On the 27th of January, many residents of Kiev swore an oath of allegiance to the Russian Tzar, on the 29th of January so did the nobility, servants, household people and commoners of Metropolitan Sylvester and Archimandrite Joseph, on the 3rd of February – the residents of Nizhyn, on the 6th of February – residents of Chernigov (all dates are according to the new style).
During the winter of 1654, the oath was taken by in total 183 cities, towns, villages of 17 regiments on the territory of the Zaporozhye army. Of course, there were those who refused to support the decision of the Pereyaslav Rada to become a subject of the Russian Tzar.

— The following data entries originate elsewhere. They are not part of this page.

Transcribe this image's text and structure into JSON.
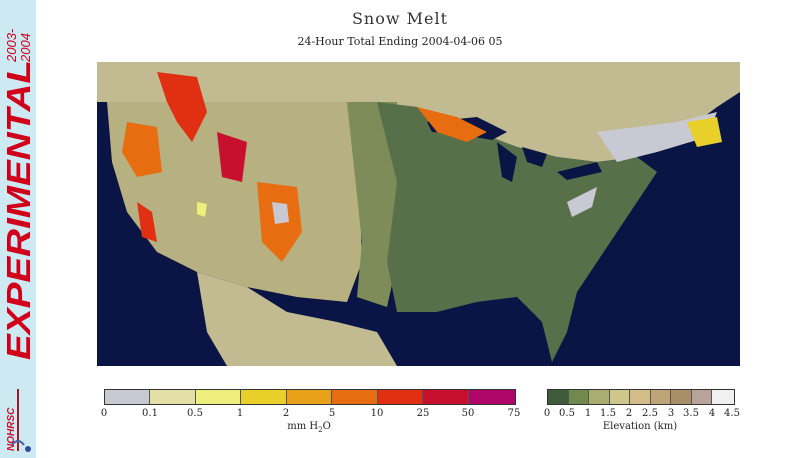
{
  "title": "Snow Melt",
  "subtitle": "24-Hour Total Ending 2004-04-06 05",
  "side_banner": {
    "years": "2003-\n2004",
    "years_line1": "2003-",
    "years_line2": "2004",
    "label": "EXPERIMENTAL",
    "logo_text": "NOHRSC"
  },
  "melt_legend": {
    "unit_main": "mm H",
    "unit_sub": "2",
    "unit_end": "O",
    "ticks": [
      "0",
      "0.1",
      "0.5",
      "1",
      "2",
      "5",
      "10",
      "25",
      "50",
      "75"
    ],
    "colors": [
      "#c9c9d3",
      "#e3e0a6",
      "#eeee7c",
      "#e8cf2a",
      "#e9a11a",
      "#e86c10",
      "#e12f12",
      "#c8102e",
      "#b50e49",
      "#b0066a"
    ]
  },
  "elevation_legend": {
    "title": "Elevation (km)",
    "ticks": [
      "0",
      "0.5",
      "1",
      "1.5",
      "2",
      "2.5",
      "3",
      "3.5",
      "4",
      "4.5"
    ],
    "colors": [
      "#3f5a3a",
      "#6f8a4c",
      "#a9ad6f",
      "#cdc78c",
      "#d2bd88",
      "#bfa477",
      "#a98f68",
      "#b8a39a",
      "#d8cfd8"
    ]
  },
  "map": {
    "ocean_color": "#0a1545",
    "land_color": "#c2bb92",
    "low_color": "#58704a",
    "plains_color": "#7e8c5a"
  }
}
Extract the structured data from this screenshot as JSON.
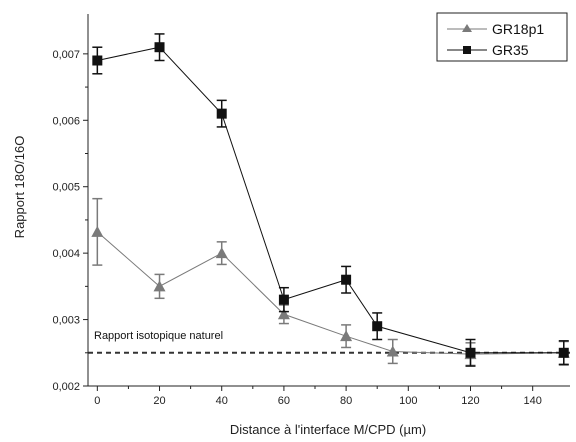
{
  "chart_data": {
    "type": "line",
    "xlabel": "Distance à l'interface M/CPD (µm)",
    "ylabel": "Rapport 18O/16O",
    "xlim": [
      -3,
      152
    ],
    "ylim": [
      0.002,
      0.0076
    ],
    "xticks": [
      0,
      20,
      40,
      60,
      80,
      100,
      120,
      140
    ],
    "xtick_labels": [
      "0",
      "20",
      "40",
      "60",
      "80",
      "100",
      "120",
      "140"
    ],
    "yticks": [
      0.002,
      0.003,
      0.004,
      0.005,
      0.006,
      0.007
    ],
    "ytick_labels": [
      "0,002",
      "0,003",
      "0,004",
      "0,005",
      "0,006",
      "0,007"
    ],
    "legend_position": "top-right",
    "grid": false,
    "series": [
      {
        "name": "GR18p1",
        "marker": "triangle",
        "color": "#7a7a7a",
        "x": [
          0,
          20,
          40,
          60,
          80,
          95,
          120,
          150
        ],
        "y": [
          0.00432,
          0.0035,
          0.004,
          0.00308,
          0.00275,
          0.00252,
          0.00248,
          0.0025
        ],
        "err": [
          0.0005,
          0.00018,
          0.00017,
          0.00014,
          0.00017,
          0.00018,
          0.00017,
          0.00017
        ]
      },
      {
        "name": "GR35",
        "marker": "square",
        "color": "#111111",
        "x": [
          0,
          20,
          40,
          60,
          80,
          90,
          120,
          150
        ],
        "y": [
          0.0069,
          0.0071,
          0.0061,
          0.0033,
          0.0036,
          0.0029,
          0.0025,
          0.0025
        ],
        "err": [
          0.0002,
          0.0002,
          0.0002,
          0.00018,
          0.0002,
          0.0002,
          0.0002,
          0.00018
        ]
      }
    ],
    "reference_line": {
      "y": 0.0025,
      "label": "Rapport isotopique naturel",
      "style": "dashed",
      "color": "#333333"
    }
  }
}
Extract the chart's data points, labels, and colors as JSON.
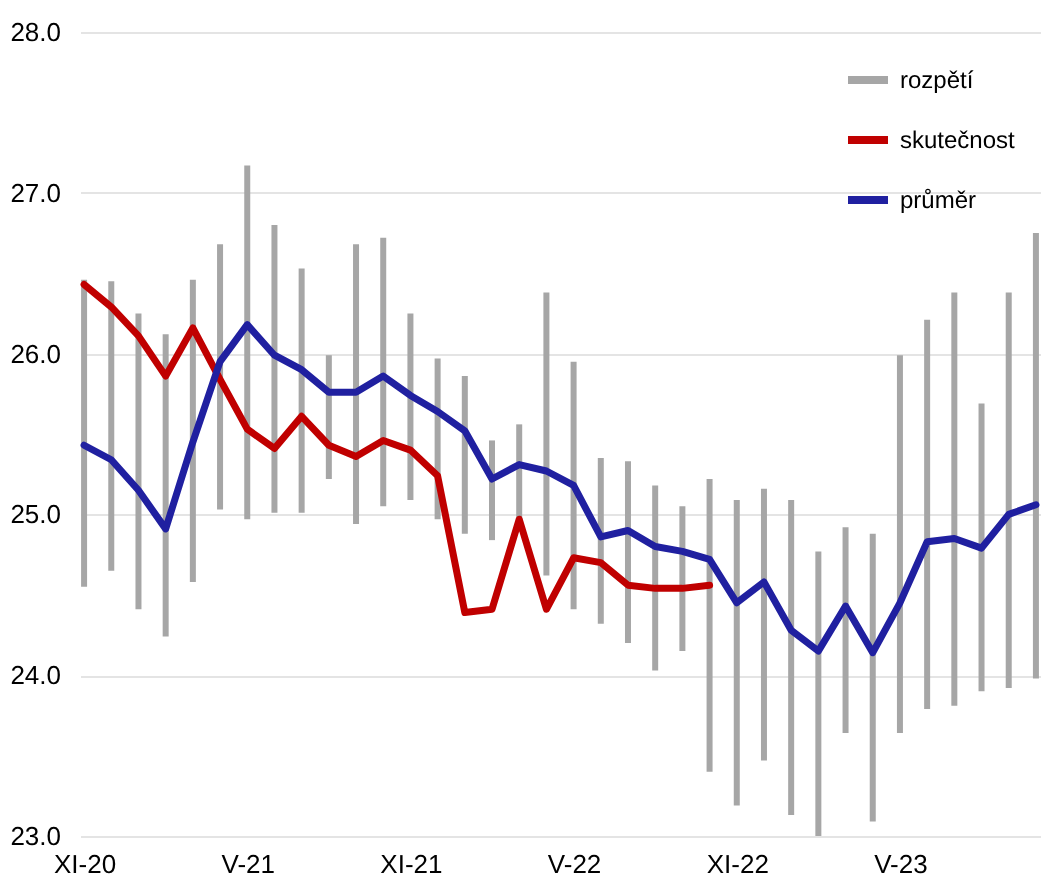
{
  "chart_data": {
    "type": "line",
    "categories": [
      "XI-20",
      null,
      null,
      null,
      null,
      null,
      "V-21",
      null,
      null,
      null,
      null,
      null,
      "XI-21",
      null,
      null,
      null,
      null,
      null,
      "V-22",
      null,
      null,
      null,
      null,
      null,
      "XI-22",
      null,
      null,
      null,
      null,
      null,
      "V-23",
      null,
      null,
      null,
      null,
      null
    ],
    "series": [
      {
        "name": "rozpětí",
        "type": "bar",
        "color": "#a6a6a6",
        "base": [
          24.55,
          24.65,
          24.41,
          24.24,
          24.58,
          25.03,
          24.97,
          25.01,
          25.01,
          25.22,
          24.94,
          25.05,
          25.09,
          24.97,
          24.88,
          24.84,
          24.92,
          24.62,
          24.41,
          24.32,
          24.2,
          24.03,
          24.15,
          23.4,
          23.19,
          23.47,
          23.13,
          23.0,
          23.64,
          23.09,
          23.64,
          23.79,
          23.81,
          23.9,
          23.92,
          23.98
        ],
        "values": [
          1.91,
          1.8,
          1.84,
          1.88,
          1.88,
          1.65,
          2.2,
          1.79,
          1.52,
          0.77,
          1.74,
          1.67,
          1.16,
          1.0,
          0.98,
          0.62,
          0.64,
          1.76,
          1.54,
          1.03,
          1.13,
          1.15,
          0.9,
          1.82,
          1.9,
          1.69,
          1.96,
          1.77,
          1.28,
          1.79,
          2.35,
          2.42,
          2.57,
          1.79,
          2.46,
          2.77
        ]
      },
      {
        "name": "skutečnost",
        "color": "#c00000",
        "values": [
          26.43,
          26.29,
          26.11,
          25.86,
          26.16,
          25.84,
          25.53,
          25.41,
          25.61,
          25.43,
          25.36,
          25.46,
          25.4,
          25.24,
          24.39,
          24.41,
          24.97,
          24.41,
          24.73,
          24.7,
          24.56,
          24.54,
          24.54,
          24.56,
          null,
          null,
          null,
          null,
          null,
          null,
          null,
          null,
          null,
          null,
          null,
          null
        ]
      },
      {
        "name": "průměr",
        "color": "#2020a0",
        "values": [
          25.43,
          25.34,
          25.15,
          24.91,
          25.45,
          25.95,
          26.18,
          25.99,
          25.9,
          25.76,
          25.76,
          25.86,
          25.74,
          25.64,
          25.52,
          25.22,
          25.31,
          25.27,
          25.18,
          24.86,
          24.9,
          24.8,
          24.77,
          24.72,
          24.45,
          24.58,
          24.28,
          24.15,
          24.43,
          24.14,
          24.45,
          24.83,
          24.85,
          24.79,
          25.0,
          25.06
        ]
      }
    ],
    "ylim": [
      23,
      28
    ],
    "yticks": [
      {
        "value": 23,
        "label": "23.0"
      },
      {
        "value": 24,
        "label": "24.0"
      },
      {
        "value": 25,
        "label": "25.0"
      },
      {
        "value": 26,
        "label": "26.0"
      },
      {
        "value": 27,
        "label": "27.0"
      },
      {
        "value": 28,
        "label": "28.0"
      }
    ],
    "grid": "y",
    "legend": "top right",
    "line_style": "solid",
    "marker": "none"
  }
}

On the 28th of February, Polish King Jan II Casimir appealed to the members of the city councils and the Orthodox “rabble” with calls to “come to their senses” and return to the citizenship of the Polish-Lithuanian Commonwealth, and on the 6th of June he called on the Zaporozhye army to do the same.
However, the appeals remained just that – appeals, and in May the Russian-Polish war of 1654-1667 began, the active phase of which ended with the Andrusov truce.
Returning to the Pereyaslav Rada, its period and the subsequent events can be compared with the referendum on joining Russia, to which one could respond positively (swear in), or negatively (refuse to take the oath). Of course, there were those who refused, for example, three of the 16 colonels. Among them is Ivan Bogun from Belotserkovsk, whose motives were reported to the Polish king by the crown convoy Andrei Potocki: “Bogun is one of those Cossacks for whom the highest state position is not to be either under your Royal Grace or under the Tzar.” So it’s not a matter of refusing Moscow’s patronage, as the “Ukrainian independentists” claim, but of rejecting any patronage as such.
For more than two and a half centuries, the decisions of the Pereyaslav Rada have not been questioned. An attempt to revise them was made in 1918 in the wake of revolutionary chaos and the occupation of Ukrainian lands by Germany and Austria-Hungary. The following year, a certain ataman (getman) Zeleny (Danila Terpilo), in front of his gang, “abolished the decision of the Cossack assembly on the unification of the Getmanate and the Moscow Kingdom.” However, he didn’t last long after that…
Finally, after the proclamation of Ukrainian independence under Pan Kravchuk, the impostors from the so-called “Great Rada of the Ukrainian Cossacks” “elected” Vyacheslav Chornovol from Galicia as “getman of Ukraine”, who proclaimed “the abdication of the oath of allegiance to the Tzar of Moscow, given in 1654 during the Pereyaslav Rada.” As you know, the newly-minted “getman” died under mysterious circumstances on the 25th of March 1999 in a car accident near Borispol. By a strange coincidence, while being a Ukrainian nationalist, Chornovol was a supporter of the federal structure of Ukraine, which was not to everyone’s liking…
Returning to the historical significance of the Pereyaslav Rada, we note that without a close alliance with Russia, Ukraine will not be able to develop, as fully evidenced by the entire logic of the last decades of its post-Soviet history.